Point 5 – Compensation Events are for Time and Money

  1. Ensure that you include in any assessment of a Compensation Event, the effects on time and the financial consequences of the effects of time (perhaps extended preliminary costs, for example). Do not forget that if you are a Main Contractor you must also include costs incurred by Subcontractors. On a more general point, as a Main Contractor do not forget that all the procedures apply to your Subcontractors.
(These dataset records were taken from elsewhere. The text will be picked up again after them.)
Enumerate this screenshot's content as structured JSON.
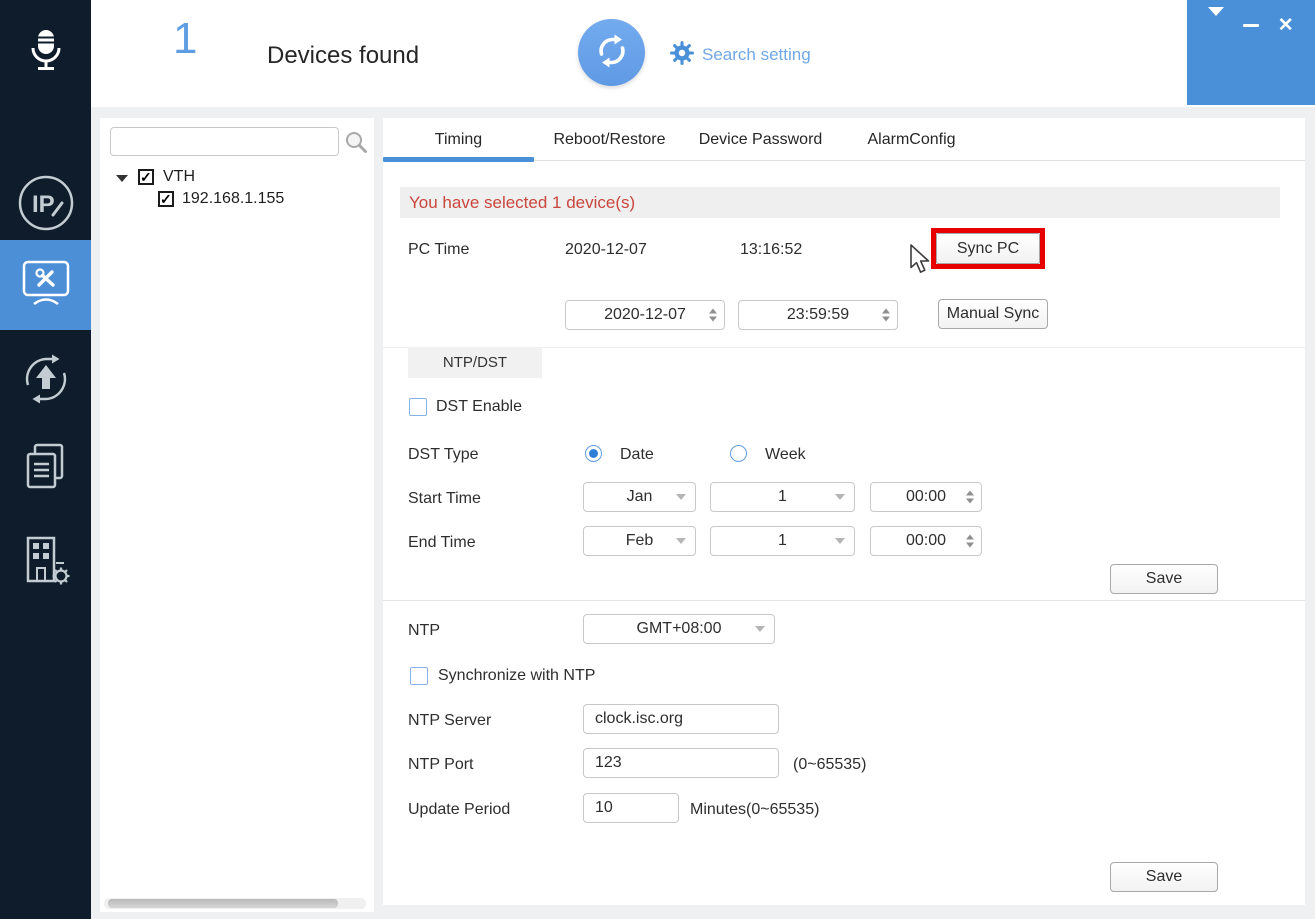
{
  "window": {
    "controls": [
      {
        "icon": "skin-icon"
      },
      {
        "icon": "minimize-icon"
      },
      {
        "icon": "close-icon",
        "glyph": "✕"
      }
    ]
  },
  "header": {
    "device_count": "1",
    "devices_found_label": "Devices found",
    "refresh_icon": "refresh-sync-icon",
    "search_setting_icon": "gear-icon",
    "search_setting_label": "Search setting"
  },
  "sidebar": {
    "items": [
      {
        "icon": "microphone-logo-icon",
        "active": false
      },
      {
        "icon": "ip-modify-icon",
        "active": false
      },
      {
        "icon": "device-config-icon",
        "active": true
      },
      {
        "icon": "upgrade-icon",
        "active": false
      },
      {
        "icon": "device-documents-icon",
        "active": false
      },
      {
        "icon": "building-config-icon",
        "active": false
      }
    ]
  },
  "device_tree": {
    "search_value": "",
    "search_icon": "magnifier-icon",
    "group_label": "VTH",
    "group_checked": true,
    "device_ip": "192.168.1.155",
    "device_checked": true
  },
  "tabs": {
    "items": [
      {
        "label": "Timing",
        "active": true
      },
      {
        "label": "Reboot/Restore",
        "active": false
      },
      {
        "label": "Device Password",
        "active": false
      },
      {
        "label": "AlarmConfig",
        "active": false
      }
    ]
  },
  "timing": {
    "selection_banner": "You have selected 1 device(s)",
    "pc_time_label": "PC Time",
    "pc_date": "2020-12-07",
    "pc_clock": "13:16:52",
    "sync_pc_button": "Sync PC",
    "manual_date": "2020-12-07",
    "manual_clock": "23:59:59",
    "manual_sync_button": "Manual Sync",
    "ntp_dst_tab": "NTP/DST",
    "dst_enable_label": "DST Enable",
    "dst_enabled": false,
    "dst_type_label": "DST Type",
    "dst_type_date": "Date",
    "dst_type_week": "Week",
    "dst_type_selected": "Date",
    "start_time_label": "Start Time",
    "start_month": "Jan",
    "start_day": "1",
    "start_clock": "00:00",
    "end_time_label": "End Time",
    "end_month": "Feb",
    "end_day": "1",
    "end_clock": "00:00",
    "dst_save_button": "Save",
    "ntp_label": "NTP",
    "ntp_timezone": "GMT+08:00",
    "sync_with_ntp_label": "Synchronize with NTP",
    "sync_with_ntp_checked": false,
    "ntp_server_label": "NTP Server",
    "ntp_server_value": "clock.isc.org",
    "ntp_port_label": "NTP Port",
    "ntp_port_value": "123",
    "ntp_port_range": "(0~65535)",
    "update_period_label": "Update Period",
    "update_period_value": "10",
    "update_period_unit": "Minutes(0~65535)",
    "ntp_save_button": "Save"
  },
  "colors": {
    "accent_blue": "#4a90d8",
    "light_blue": "#6fa8e8",
    "sidebar_bg": "#0e1c2b",
    "active_item_blue": "#4d8fd6",
    "alert_red": "#c9463d",
    "highlight_red": "#e60000",
    "banner_bg": "#efefef"
  }
}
Point 6 – Agreement of Compensation Events

  1. If you do not have the benefit of a purpose-made system for managing an NEC Contract, then prepare a spreadsheet, or something similar, from the outset, indicating all the key actions when such things as Notifications and Quotations were submitted, when Responses should be received and when such things as Deemed Acceptance might apply. Hold at least monthly meetings to review the status of Compensation Events.

Point 7 – Programme

  1. Much has been said about the importance of the Programme. It is often referred to as the ‘beating heart’ of NEC Contracts. Do not underestimate the planning resource that will be required to successfully manage Compensation Events in an NEC Contract. Do not forget that progress is measured against planned completion. Compensation Events, however, impact on the Completion Date, which is important if damages are to be avoided. Do your best to ensure that there is an up-to-date agreed and accepted Programme. Provide narratives with the Programme so that what you submit is readily understandable.